Sorge nach Angriffen

Iran-Krieg: Bekommt Israels Abwehrschirm Löcher?

Ausland
23.03.2026 20:00

Israel hat mit Unterstützung der USA Milliarden Dollar in seine Luftabwehr investiert. Am Wochenende durchdrangen zwei iranische Raketen aber den Schutzschirm und schlugen im Süden Israels ein. Der verheerende Angriff – der auf eine Atomanlage abzielte – wirft Fragen auf.

Die Zerstörungen durch die direkten Einschläge in den Städten Arad und Dimona in der Negev-Wüste seien „katastrophal“, erklärte der israelische Militärsprecher Nadav Shoshani. 180 Menschen wurden laut Behördenangaben bei den Raketenangriffen Samstagnacht verletzt, mindestens zehn davon schwer.

Angriff galt Atomanlage
Die Angriffe hätten dem Kernforschungszentrum Negev gegolten, erklärten iranische Staatsmedien. Die Anlage liegt zehn Kilometer von Dimona sowie 30 Kilometer von Arad entfernt und dient offiziell zivilen Zwecken. Ein offenes Geheimnis ist, dass Israel dort auch seine Atomwaffen entwickelt hat.

Auf die Frage von Reportern, ob es Sorge um die Sicherheit des Atomreaktors gebe, sagte der Militärsprecher: „Kein Kommentar“. Auch zur Frage, warum die iranischen Raketen nicht von der Luftabwehr gestoppt werden konnten, wollte er sich nicht äußern.

Auswirkungen eines iranischen Raketenangriffs auf die Stadt Arad im Süden Israels
Auswirkungen eines iranischen Raketenangriffs auf die Stadt Arad im Süden Israels(Bild: AP/Ohad Zwigenberg)

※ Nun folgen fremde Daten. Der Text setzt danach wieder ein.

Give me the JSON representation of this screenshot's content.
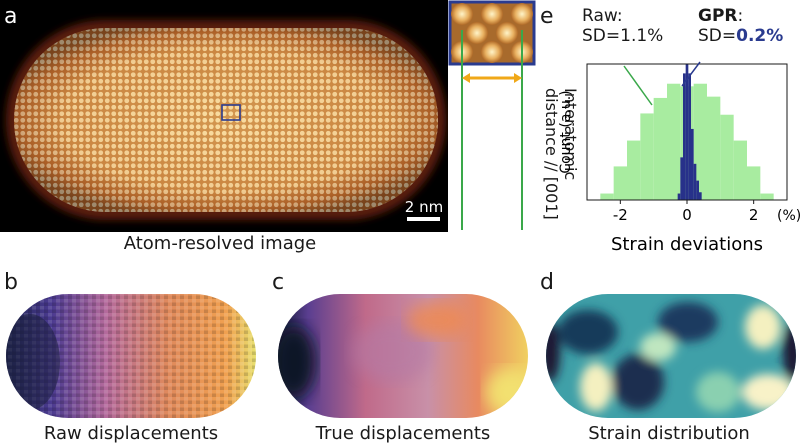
{
  "figure": {
    "panels": {
      "a": {
        "letter": "a",
        "caption": "Atom-resolved image",
        "scale_bar": "2 nm",
        "inset_label_line1": "Interatomic",
        "inset_label_line2": "distance // [001]",
        "colors": {
          "frame": "#2a3b8f",
          "arrow": "#f0a818",
          "marker": "#3aa84a"
        }
      },
      "b": {
        "letter": "b",
        "caption": "Raw displacements"
      },
      "c": {
        "letter": "c",
        "caption": "True displacements"
      },
      "d": {
        "letter": "d",
        "caption": "Strain distribution"
      },
      "e": {
        "letter": "e",
        "xlabel": "Strain deviations",
        "ylabel": "Count (a.u.)",
        "raw_label": "Raw:",
        "raw_sd": "SD=1.1%",
        "gpr_label": "GPR",
        "gpr_colon": ":",
        "gpr_sd_prefix": "SD=",
        "gpr_sd_value": "0.2%",
        "colors": {
          "raw": "#a8eca0",
          "gpr": "#27318a",
          "gpr_text": "#2a3b8f"
        }
      }
    }
  },
  "chart_data": {
    "type": "bar",
    "xlim": [
      -3,
      3
    ],
    "x_ticks": [
      -2,
      0,
      2
    ],
    "x_tick_labels": [
      "-2",
      "0",
      "2"
    ],
    "x_unit": "(%)",
    "bin_width": 0.4,
    "series": [
      {
        "bin_starts": [
          -2.6,
          -2.2,
          -1.8,
          -1.4,
          -1.0,
          -0.6,
          -0.2,
          0.2,
          0.6,
          1.0,
          1.4,
          1.8,
          2.2
        ],
        "values": [
          0.05,
          0.26,
          0.46,
          0.67,
          0.79,
          0.9,
          0.88,
          0.9,
          0.8,
          0.66,
          0.46,
          0.26,
          0.05
        ]
      },
      {
        "bin_starts": [
          -0.28,
          -0.2,
          -0.12,
          -0.04,
          0.04,
          0.12,
          0.2,
          0.28,
          0.36
        ],
        "values": [
          0.05,
          0.33,
          0.98,
          1.05,
          0.98,
          0.55,
          0.28,
          0.15,
          0.06
        ]
      }
    ]
  }
}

Vier von 400 Raketen kamen bisher durch
In Israel ist man aber jedenfalls schockiert darüber, dass die Raketenabwehr hier versagte. „Ich habe viele Fragen dazu bekommen, ob die Iraner eine spezielle Rakete abgefeuert haben, die man angeblich nicht stoppen könne, oder Ähnliches“, so IDF-Sprecher Shoshani. Es seien keine neuartigen Raketen gewesen, bekräftigte er. Man kenne diesen Typ und habe ihn zuvor schon erfolgreich abgewehrt. Seit Kriegsbeginn am 28. Februar habe der Iran etwa 400 Raketen Richtung Israel abgefeuert und nur vier habe man nicht vom Himmel holen können, ergänzte er.

„Operativer Fehler“
„Dimona wird durch mehrschichtige Verteidigungssysteme geschützt – israelische und amerikanische“, wird Ran Kochav, Brigadegeneral und ehemaliger Kommandeur der israelischen Luft- und Raketenabwehrkräfte, von der „New York Times“ zitiert. „Aber nichts ist perfekt. Es gab einen operativen Fehler“, so Kochav.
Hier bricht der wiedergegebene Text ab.